In referring to the “growth mindset” and the “art of teaching” concepts Nolan, Kelly, Osborne and Maher mentioned in talking about ways to improve the learning environment in the schools, the superintendent said “these are valuable, but still there is a knowledge base about what good teaching is. There are strategies that good teachers know how to do. We don’t want to get to a place where we think teaching is this kind of magical alchemy, because it’s not. There are skills that are involved.”

“I bring this up because the work that we are doing this year around the Highly Effective Teaching Project is focused first on the principals and the people who are evaluating and the coordinators and the coaches,” Young said. The project is being run by John Saphier and his organization, Research for Better Teaching, under a one-year, $140,000 contract funded in this and last year’s budget.

“Next year – well, we’re going to put in the budget, I hope you approve it,” Young continued, “it begins to move on to the teachers.” This project, he said, is about teaching these “good teacher skills.”

“I caution us against abandoning it. If anyone feels the desire to abandon the work that has begun and supplant it with something new or different that creates this kind of magical hope that if we all just close our eyes and believe it’s going to get better – that’s not going to work,” he said.

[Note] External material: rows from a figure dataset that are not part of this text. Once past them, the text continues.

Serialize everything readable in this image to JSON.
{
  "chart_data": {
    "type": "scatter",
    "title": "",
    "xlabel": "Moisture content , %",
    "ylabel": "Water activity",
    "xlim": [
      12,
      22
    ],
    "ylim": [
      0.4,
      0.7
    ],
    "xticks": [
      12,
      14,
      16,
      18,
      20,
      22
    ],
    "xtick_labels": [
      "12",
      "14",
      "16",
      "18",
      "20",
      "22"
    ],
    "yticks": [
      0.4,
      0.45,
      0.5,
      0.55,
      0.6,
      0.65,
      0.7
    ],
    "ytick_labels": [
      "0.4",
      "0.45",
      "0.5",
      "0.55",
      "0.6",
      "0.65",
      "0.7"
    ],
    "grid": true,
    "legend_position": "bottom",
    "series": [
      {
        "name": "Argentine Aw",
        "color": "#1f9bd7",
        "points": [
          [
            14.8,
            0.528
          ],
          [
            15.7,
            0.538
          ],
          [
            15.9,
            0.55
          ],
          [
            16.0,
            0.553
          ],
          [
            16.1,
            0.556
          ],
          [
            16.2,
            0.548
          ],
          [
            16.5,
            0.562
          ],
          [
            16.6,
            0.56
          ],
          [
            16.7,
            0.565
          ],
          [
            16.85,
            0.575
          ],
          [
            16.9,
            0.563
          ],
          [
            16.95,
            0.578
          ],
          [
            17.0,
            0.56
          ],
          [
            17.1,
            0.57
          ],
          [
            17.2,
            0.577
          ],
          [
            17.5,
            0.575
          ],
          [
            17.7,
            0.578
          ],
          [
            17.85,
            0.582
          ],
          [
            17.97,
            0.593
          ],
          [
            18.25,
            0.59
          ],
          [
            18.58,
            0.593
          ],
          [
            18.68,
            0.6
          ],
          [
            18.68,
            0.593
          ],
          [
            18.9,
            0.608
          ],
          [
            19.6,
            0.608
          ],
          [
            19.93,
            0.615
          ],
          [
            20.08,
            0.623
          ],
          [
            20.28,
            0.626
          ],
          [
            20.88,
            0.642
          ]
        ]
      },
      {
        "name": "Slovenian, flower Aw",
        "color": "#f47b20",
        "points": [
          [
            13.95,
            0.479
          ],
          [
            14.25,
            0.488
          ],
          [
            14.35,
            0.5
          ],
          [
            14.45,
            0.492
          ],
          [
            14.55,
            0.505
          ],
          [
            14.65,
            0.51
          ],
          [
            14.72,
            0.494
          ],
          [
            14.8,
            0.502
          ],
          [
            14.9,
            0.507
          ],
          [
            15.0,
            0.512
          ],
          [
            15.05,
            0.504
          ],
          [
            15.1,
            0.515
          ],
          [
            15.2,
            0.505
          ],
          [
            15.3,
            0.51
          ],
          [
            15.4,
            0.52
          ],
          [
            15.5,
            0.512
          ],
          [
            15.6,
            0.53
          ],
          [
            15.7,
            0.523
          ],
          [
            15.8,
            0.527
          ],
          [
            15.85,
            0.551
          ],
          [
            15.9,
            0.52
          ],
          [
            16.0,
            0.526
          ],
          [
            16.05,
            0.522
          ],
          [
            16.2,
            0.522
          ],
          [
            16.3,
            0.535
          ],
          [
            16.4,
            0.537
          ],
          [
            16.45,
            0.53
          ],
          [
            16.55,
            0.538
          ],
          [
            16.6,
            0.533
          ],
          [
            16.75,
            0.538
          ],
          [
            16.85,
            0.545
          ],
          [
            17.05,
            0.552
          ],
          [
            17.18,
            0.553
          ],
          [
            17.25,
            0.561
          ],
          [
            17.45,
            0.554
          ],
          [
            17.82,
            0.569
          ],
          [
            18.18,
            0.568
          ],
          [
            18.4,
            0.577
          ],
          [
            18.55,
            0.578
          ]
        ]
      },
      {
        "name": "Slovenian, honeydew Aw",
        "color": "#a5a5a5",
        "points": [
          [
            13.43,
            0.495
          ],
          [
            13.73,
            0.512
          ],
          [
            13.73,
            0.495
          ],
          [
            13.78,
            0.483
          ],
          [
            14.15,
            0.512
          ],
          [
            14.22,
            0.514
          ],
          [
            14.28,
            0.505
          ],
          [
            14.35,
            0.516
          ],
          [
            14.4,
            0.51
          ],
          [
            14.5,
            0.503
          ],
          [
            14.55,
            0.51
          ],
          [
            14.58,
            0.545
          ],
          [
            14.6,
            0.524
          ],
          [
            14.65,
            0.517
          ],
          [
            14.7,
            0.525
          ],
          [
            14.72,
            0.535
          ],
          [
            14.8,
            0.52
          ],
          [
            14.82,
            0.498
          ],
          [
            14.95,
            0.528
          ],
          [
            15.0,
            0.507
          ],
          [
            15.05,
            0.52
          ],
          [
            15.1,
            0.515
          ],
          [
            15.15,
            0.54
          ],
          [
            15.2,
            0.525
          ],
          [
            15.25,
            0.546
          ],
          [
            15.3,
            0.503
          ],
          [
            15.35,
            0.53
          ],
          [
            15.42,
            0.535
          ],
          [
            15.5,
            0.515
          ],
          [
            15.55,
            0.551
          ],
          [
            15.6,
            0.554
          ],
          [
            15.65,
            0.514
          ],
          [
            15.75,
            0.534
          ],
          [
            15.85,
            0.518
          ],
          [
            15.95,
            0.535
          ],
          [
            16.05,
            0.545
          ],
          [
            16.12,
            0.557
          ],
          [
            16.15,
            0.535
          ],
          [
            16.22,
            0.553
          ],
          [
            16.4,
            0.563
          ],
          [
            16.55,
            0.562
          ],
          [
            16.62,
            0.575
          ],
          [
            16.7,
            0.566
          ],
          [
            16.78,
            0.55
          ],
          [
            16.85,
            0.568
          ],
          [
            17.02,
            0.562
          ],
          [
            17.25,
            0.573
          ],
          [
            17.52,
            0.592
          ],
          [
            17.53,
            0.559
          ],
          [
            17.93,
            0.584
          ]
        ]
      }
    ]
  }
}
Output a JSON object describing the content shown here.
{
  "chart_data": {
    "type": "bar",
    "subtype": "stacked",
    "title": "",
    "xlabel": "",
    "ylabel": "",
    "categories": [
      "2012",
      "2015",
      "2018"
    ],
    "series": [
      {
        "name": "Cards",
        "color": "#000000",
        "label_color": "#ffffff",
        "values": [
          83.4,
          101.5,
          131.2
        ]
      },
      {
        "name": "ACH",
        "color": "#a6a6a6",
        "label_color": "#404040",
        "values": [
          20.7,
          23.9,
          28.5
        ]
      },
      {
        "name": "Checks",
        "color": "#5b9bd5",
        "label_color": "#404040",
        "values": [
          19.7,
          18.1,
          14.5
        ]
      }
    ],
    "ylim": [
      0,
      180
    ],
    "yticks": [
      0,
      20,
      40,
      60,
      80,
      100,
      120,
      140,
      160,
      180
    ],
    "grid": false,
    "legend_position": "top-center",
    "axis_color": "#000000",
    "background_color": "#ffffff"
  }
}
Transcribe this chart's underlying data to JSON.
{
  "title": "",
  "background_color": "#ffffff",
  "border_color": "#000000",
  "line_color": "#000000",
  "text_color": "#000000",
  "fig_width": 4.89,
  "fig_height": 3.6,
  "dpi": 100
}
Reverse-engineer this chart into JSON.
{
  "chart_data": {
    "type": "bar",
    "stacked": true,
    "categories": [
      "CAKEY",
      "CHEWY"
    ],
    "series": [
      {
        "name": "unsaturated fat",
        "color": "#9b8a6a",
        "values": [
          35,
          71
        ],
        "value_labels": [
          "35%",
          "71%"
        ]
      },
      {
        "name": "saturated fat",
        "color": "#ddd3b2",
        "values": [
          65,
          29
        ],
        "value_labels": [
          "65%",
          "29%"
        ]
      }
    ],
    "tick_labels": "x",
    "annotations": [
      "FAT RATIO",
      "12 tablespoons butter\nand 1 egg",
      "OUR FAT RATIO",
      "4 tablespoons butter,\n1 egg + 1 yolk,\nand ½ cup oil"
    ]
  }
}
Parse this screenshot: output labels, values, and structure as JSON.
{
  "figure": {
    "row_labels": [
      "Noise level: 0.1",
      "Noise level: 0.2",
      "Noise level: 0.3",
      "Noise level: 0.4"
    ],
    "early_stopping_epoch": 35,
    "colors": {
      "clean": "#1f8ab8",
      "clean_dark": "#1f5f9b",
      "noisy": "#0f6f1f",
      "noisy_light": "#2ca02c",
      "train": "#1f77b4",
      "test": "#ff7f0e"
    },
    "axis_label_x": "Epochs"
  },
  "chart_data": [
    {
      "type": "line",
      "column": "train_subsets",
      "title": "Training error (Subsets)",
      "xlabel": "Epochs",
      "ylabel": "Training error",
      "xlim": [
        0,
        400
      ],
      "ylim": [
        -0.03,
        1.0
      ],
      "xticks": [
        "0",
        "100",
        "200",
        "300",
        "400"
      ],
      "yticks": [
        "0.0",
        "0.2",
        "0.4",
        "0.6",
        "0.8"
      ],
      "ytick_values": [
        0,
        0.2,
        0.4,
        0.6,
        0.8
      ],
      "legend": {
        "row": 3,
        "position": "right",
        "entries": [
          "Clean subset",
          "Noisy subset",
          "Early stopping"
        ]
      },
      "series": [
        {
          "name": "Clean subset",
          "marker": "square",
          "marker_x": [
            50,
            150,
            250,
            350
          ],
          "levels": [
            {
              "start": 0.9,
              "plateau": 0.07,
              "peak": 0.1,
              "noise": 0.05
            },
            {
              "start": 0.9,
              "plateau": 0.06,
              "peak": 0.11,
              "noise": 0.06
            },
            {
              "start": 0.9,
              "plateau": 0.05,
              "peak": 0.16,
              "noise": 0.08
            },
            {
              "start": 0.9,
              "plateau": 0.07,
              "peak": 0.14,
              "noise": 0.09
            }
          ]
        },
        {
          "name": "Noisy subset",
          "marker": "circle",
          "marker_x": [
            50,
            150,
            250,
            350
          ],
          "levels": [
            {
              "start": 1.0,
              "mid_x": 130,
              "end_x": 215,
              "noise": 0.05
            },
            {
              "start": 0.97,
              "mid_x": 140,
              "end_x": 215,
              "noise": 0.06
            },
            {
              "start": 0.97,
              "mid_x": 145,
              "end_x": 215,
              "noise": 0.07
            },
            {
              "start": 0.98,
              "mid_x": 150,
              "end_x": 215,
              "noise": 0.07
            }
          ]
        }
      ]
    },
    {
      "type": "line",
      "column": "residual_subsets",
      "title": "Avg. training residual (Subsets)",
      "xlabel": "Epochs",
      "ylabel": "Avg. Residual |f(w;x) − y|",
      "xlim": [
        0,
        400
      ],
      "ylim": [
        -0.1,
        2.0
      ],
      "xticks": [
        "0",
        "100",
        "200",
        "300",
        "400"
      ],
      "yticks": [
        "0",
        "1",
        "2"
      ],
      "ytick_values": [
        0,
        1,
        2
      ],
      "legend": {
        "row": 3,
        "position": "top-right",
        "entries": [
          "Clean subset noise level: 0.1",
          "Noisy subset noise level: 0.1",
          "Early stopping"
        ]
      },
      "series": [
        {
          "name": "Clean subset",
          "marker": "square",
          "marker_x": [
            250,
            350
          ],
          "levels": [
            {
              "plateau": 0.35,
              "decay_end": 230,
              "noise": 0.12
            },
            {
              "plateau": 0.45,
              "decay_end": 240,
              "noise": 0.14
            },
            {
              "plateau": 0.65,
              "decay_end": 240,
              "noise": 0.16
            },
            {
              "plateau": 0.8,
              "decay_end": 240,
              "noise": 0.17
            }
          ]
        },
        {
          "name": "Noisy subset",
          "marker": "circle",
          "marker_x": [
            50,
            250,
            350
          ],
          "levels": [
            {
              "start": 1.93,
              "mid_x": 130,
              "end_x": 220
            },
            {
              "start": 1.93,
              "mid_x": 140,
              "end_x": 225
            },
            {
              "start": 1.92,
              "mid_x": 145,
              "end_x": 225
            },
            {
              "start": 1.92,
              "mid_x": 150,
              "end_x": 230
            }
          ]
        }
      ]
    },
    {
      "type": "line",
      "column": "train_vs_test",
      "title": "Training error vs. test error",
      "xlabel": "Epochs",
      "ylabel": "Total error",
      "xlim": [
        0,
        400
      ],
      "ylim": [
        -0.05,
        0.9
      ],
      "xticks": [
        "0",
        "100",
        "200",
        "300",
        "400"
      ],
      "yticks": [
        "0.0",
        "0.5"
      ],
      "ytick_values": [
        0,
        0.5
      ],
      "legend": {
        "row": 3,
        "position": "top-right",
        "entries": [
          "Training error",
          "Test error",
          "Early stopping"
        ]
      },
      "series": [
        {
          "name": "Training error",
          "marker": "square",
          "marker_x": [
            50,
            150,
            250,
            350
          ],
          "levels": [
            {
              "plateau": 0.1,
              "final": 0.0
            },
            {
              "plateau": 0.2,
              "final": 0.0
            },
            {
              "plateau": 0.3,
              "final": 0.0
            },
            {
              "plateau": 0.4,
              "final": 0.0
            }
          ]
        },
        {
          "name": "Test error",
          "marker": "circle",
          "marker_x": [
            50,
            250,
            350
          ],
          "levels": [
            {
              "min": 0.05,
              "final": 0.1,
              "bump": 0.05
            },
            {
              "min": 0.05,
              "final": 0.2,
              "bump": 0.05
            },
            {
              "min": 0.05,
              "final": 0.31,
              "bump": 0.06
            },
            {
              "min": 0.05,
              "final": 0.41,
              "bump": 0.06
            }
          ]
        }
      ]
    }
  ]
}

Harding responded that, though he didn’t hear anyone saying they wanted to drop this approach, they should remember that “many years ago we committed ourselves to excellent instruction in every classroom. There was only one problem with it – we never spoke about what the outcome was going to be for the student at the other end … You have to do that to gain the confidence the mayor talked about that we may be losing slowly and surely in our middle schools and other schools in our district.”